If we assume that growing wheat on your own land for the purpose of eating it is interstate commerce, I would have no problem believing that a multi-state company selling cars in each state is interstate commerce.
I suppose due to precedent that decision can't be overturned since it was over 60 years ago. But it still blows my mind that the Court ruled that explicitly not engaging in interstate commerce, or commerce of any kind, is in itself, interstate commerce.

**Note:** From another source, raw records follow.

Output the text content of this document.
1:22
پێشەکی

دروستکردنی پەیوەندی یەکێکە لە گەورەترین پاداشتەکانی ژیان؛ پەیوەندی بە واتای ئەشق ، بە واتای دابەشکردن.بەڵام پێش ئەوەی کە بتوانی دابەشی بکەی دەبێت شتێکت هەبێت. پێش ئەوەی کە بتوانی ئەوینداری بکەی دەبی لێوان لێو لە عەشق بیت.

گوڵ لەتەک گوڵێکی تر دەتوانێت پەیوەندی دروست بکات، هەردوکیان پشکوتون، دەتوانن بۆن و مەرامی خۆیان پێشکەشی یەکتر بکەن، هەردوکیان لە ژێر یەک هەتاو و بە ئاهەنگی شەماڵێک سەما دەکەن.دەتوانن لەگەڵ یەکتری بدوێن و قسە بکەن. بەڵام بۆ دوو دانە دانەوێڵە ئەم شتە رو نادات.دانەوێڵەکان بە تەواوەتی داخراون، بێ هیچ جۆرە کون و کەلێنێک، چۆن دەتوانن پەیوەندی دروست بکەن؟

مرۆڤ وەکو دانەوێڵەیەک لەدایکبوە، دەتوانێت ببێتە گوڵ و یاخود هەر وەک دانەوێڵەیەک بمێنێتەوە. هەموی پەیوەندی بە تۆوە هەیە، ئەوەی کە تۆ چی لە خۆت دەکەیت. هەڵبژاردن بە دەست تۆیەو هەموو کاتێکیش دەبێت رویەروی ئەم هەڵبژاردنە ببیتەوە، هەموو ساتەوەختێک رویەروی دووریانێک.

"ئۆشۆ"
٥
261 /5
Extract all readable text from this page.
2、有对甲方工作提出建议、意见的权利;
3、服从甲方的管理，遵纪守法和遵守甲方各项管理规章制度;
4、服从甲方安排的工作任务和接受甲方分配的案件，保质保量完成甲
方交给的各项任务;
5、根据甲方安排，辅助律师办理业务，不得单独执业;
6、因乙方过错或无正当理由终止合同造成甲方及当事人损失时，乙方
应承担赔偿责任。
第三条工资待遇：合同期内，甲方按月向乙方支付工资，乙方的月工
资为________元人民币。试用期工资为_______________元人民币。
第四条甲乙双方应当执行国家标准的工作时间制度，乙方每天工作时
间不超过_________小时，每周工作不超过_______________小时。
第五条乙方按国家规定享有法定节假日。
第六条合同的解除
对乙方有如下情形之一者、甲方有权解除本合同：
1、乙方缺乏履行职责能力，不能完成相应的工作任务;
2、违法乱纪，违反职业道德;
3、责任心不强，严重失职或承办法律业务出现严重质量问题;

Supreme Court precedent is much more fluid than that, though it operates on cycles measured in decades. Stare decisis doesn't mean that precedent can't be overturned, but that it takes a damn good reason to do so. Look at the date on the Wickard decision (1942). It was a World War II case, decided when the government was gearing up for a war that would ultimately eat up almost a third of US GDP (federal spending spiked from 20% of GDP before and after the war to well over 50%).
It is extremely unlikely that it would be upheld today. Indeed, I tend to think of the Roberts court as having overruled Wickard sub silentio in the Obamacare opinion. The Roberts court rejected the Commerce Clause justification for the individual mandate (the government had argued that not buying insurance effected interstate commerce). It was ultimately upheld on different grounds (that the government had power to tax people who didn't purchase insurance).
> I suppose due to precedent that decision can't be overturned since it was over 60 years ago.
It can be and the Supreme Court has done it before, but you will need a slate of judges that will willingly curtail their own reach and that of the rest of the federal government. Good luck with that.
Uh, the Rehnquist and Roberts courts have spent collectively two decades scaling back all the power the liberal courts decided for themselves in the 1960's and 1970's.
The Court, like many other parts of the government, has systematically increased its power and influence over the years.
No matter what your opinion is on the recent gay marriage rulings, you should read the dissenting opinions that warn of the new power the court has ruled for itself through the decisions.
Scalia’s dissent is wonderfully written and very much worth reading (whether or not you agree with him, as you say). I cannot offer the same praise for the other two.
Better yet, don't - they're talking a load of self-serving bullshit. Scalia and the other justices who wrote dissenting opinions in that case were quite happy to overrule Congress a day earlier and declare that the Voting Rights Act no longer necessary. Their interest in restricting the reach of the Supreme Court only applies to overturning laws they don't like.